La commission prend également acte que seules pourront être consultées, dans ce cadre, les données concernant :


- le grade, le nom, le prénom et la qualité judiciaire de l'agent ;
- le service ou l'unité dans lequel il est affecté ;
- l'adresse électronique professionnelle et le numéro de téléphone du service ou de l'unité.


La commission considère que la consultation de ces informations par les destinataires mentionnés par le projet de décret, dont la nécessité découle de l'application de dispositions législatives, est justifiée et n'est pas incompatible avec les finalités du traitement Agorha.
Le projet de décret soumis à la commission prévoit également d'autoriser, de manière dérogatoire, la conservation des données à caractère personnel permettant l'identification des agents de la gendarmerie nationale pendant les vingt ans qui suivent la rupture de tout lien avec l'administration de la gendarmerie nationale. La commission prend acte qu'une telle conservation est nécessaire pour permettre l'identification des agents qui auraient quitté l'administration mais dont le numéro d'immatriculation figurerait sur des actes relatifs à des procédures toujours en cours. En outre, la durée de conservation prévue n'apparaît pas excessive compte tenu de la longueur des procédures concernées et des durées de prescription applicables, en particulier en matière criminelle, ainsi que de l'encadrement strict des possibilités d'utilisation des données pendant cette durée.
Elle rappelle par ailleurs que les durées ainsi définies en matière de conservation des données s'appliquent sans préjudice des dispositions du code du patrimoine relatives à l'archivage public et du versement en base d'archives des tables de correspondances permettant l'identification des agents de la gendarmerie nationale.

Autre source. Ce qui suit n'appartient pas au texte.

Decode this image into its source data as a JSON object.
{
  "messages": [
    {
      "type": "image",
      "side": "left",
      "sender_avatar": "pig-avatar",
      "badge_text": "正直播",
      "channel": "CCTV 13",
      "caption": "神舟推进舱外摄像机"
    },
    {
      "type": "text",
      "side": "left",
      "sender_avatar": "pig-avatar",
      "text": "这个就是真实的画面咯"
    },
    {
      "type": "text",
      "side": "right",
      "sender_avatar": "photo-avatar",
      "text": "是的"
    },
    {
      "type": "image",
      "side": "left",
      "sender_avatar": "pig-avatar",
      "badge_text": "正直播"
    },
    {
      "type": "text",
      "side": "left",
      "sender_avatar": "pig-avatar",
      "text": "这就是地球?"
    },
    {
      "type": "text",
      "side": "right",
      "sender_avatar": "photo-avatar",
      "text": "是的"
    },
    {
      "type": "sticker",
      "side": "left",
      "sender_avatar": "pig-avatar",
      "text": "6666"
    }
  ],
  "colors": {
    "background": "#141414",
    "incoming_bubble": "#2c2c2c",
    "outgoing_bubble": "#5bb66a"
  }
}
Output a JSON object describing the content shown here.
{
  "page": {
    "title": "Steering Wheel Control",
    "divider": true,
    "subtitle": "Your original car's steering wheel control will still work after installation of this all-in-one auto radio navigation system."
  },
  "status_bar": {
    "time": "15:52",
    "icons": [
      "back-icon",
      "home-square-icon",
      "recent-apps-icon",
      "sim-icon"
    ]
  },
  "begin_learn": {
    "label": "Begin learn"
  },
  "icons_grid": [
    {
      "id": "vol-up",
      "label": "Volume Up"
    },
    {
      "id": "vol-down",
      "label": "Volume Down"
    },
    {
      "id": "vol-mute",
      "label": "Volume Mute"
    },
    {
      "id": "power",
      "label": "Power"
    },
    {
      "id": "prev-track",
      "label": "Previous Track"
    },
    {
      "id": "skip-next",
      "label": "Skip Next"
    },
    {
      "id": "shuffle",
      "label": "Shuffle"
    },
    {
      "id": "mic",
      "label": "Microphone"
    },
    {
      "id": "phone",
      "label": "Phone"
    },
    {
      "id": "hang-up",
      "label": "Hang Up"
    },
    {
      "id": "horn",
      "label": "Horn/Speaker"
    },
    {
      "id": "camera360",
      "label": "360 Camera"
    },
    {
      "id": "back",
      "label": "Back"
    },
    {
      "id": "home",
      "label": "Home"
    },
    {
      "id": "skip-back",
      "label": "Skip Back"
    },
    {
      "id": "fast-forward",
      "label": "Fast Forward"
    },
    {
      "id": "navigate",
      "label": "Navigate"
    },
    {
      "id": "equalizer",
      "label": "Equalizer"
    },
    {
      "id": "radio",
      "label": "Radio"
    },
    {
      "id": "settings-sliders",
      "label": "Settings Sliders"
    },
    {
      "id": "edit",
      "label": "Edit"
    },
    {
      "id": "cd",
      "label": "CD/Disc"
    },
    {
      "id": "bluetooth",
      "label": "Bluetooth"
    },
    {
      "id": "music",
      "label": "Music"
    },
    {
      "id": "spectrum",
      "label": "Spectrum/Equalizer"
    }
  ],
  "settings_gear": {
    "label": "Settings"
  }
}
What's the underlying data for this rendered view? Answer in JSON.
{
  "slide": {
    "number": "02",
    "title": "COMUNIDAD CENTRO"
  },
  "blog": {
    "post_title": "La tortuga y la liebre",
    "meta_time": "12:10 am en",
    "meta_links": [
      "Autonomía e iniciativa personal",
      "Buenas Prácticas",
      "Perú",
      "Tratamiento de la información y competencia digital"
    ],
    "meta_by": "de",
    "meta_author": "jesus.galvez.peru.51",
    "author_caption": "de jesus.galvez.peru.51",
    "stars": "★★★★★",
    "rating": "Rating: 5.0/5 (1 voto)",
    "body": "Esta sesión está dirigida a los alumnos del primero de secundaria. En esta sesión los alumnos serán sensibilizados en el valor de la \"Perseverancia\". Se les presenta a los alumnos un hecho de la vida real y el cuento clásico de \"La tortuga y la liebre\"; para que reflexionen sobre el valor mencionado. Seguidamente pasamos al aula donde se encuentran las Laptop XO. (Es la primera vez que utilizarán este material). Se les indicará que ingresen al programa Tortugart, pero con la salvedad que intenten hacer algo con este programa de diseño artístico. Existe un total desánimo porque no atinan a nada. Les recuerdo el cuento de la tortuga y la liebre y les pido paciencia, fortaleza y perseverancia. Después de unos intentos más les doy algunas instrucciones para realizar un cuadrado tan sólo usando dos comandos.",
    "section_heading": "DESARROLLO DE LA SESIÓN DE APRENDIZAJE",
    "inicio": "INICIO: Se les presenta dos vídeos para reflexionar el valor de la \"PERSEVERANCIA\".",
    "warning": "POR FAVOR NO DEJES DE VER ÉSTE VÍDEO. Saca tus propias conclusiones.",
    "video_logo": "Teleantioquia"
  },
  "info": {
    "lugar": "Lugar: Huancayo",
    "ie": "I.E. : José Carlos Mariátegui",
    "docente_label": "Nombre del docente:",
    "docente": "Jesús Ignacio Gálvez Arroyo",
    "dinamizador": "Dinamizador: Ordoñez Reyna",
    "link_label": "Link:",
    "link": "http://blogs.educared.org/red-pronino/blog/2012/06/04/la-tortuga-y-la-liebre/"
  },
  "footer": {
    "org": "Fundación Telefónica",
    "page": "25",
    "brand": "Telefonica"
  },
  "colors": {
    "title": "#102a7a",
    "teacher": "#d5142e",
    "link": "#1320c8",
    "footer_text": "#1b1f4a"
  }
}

Enfin, le projet de décret prévoit un allongement de la durée de conservation des traces de consultation du traitement, qui doit passer de cinq ans à six ans. Une telle évolution, compte tenu des enjeux particuliers soulevés par la protection des données relatives aux agents de la gendarmerie nationale, n'appelle pas d'observation de la part de la commission.